Do We Hear The Hard Answers
Then the questions have to be asked – Would someone be willing to bring their answers to us because they know we are willing to listen and hear the whole truth? Do the people around you – speak truth to you, willing to answer your questions honestly – because you are known as someone who will receive them and their truth in love and mercy and active listening? Because you are known for asking the right questions into hearts and lives.
OR do they keep their questions and reasons and answers to themselves walking around our egg shells because we can’t hear someone’s truth without over-reacting and slamming people back?
When someone is speaking to us – do we really listen or do we spend the whole conversation in our own heads waiting to reply… waiting to refute them?
Why would someone come to us with their truth when we act like we already have all the answers?
Why would they come to us – if we don’t hear them?
I cringe at assuming people. And I cringe when I realize how much I have been living under my own cloud of assumption.

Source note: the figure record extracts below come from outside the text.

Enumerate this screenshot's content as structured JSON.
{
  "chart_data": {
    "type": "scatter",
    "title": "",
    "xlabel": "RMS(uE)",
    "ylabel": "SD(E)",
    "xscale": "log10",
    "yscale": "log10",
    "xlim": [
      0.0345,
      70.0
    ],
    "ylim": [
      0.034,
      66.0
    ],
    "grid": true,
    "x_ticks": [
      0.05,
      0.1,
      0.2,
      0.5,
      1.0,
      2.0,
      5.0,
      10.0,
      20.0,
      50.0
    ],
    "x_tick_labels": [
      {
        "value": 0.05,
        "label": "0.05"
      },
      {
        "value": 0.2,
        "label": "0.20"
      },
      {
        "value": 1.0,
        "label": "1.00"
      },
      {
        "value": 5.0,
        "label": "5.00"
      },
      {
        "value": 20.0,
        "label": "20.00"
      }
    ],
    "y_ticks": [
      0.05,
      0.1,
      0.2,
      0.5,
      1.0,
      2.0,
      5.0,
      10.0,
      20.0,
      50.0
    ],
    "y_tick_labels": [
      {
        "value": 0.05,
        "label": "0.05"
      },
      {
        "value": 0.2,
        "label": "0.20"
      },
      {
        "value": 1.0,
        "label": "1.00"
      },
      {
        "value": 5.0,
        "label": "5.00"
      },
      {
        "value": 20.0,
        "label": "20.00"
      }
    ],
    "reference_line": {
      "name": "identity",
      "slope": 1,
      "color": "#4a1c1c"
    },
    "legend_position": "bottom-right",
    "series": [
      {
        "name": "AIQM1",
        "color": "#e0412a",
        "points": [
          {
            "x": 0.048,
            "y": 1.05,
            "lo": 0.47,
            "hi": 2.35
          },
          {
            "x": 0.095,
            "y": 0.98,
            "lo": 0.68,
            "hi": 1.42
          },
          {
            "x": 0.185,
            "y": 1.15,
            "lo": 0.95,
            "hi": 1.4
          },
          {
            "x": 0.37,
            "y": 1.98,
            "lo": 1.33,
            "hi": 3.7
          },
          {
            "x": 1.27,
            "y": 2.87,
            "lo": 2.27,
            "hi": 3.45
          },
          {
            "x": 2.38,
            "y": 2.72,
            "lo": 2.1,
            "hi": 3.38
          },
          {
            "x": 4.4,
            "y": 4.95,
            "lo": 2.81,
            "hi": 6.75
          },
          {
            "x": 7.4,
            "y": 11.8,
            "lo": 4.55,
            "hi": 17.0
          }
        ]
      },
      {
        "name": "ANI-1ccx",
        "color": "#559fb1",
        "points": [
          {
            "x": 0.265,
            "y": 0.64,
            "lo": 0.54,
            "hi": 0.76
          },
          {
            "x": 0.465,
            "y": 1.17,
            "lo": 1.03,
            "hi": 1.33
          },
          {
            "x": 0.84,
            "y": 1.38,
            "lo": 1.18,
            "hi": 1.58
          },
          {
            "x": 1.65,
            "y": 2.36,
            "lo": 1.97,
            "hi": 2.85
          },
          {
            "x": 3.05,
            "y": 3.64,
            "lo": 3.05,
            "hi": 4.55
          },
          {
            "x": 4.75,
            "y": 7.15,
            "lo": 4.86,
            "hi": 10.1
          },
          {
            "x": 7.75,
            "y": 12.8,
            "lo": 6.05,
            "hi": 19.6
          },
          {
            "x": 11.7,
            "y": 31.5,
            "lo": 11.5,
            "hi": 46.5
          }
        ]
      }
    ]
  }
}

“Parents often assume they know exactly what their children feel, think or want. Bosses may assume employees know exactly what they want when they ask for something. Church attenders assume they know exactly what the pastor’s motives are. All of this is mind-reading or assuming and it is dangerous.While you may be right from time to time, more often your assumptions lead to unnecessary conflict, worry, and broken relationships.
So today I just want to encourage you to stop and think. Instead of making assumptions how about asking questions.
Some of you will. Some of you won’t.
You know why?
Because some of you are more comfortable with your assumptions. You actually like the false reality you’ve created around you. It serves your agenda quite nicely.” -Pete Wilson (you can read the rest of this post at Pete’s blog…)
What agenda does your assumptions serve?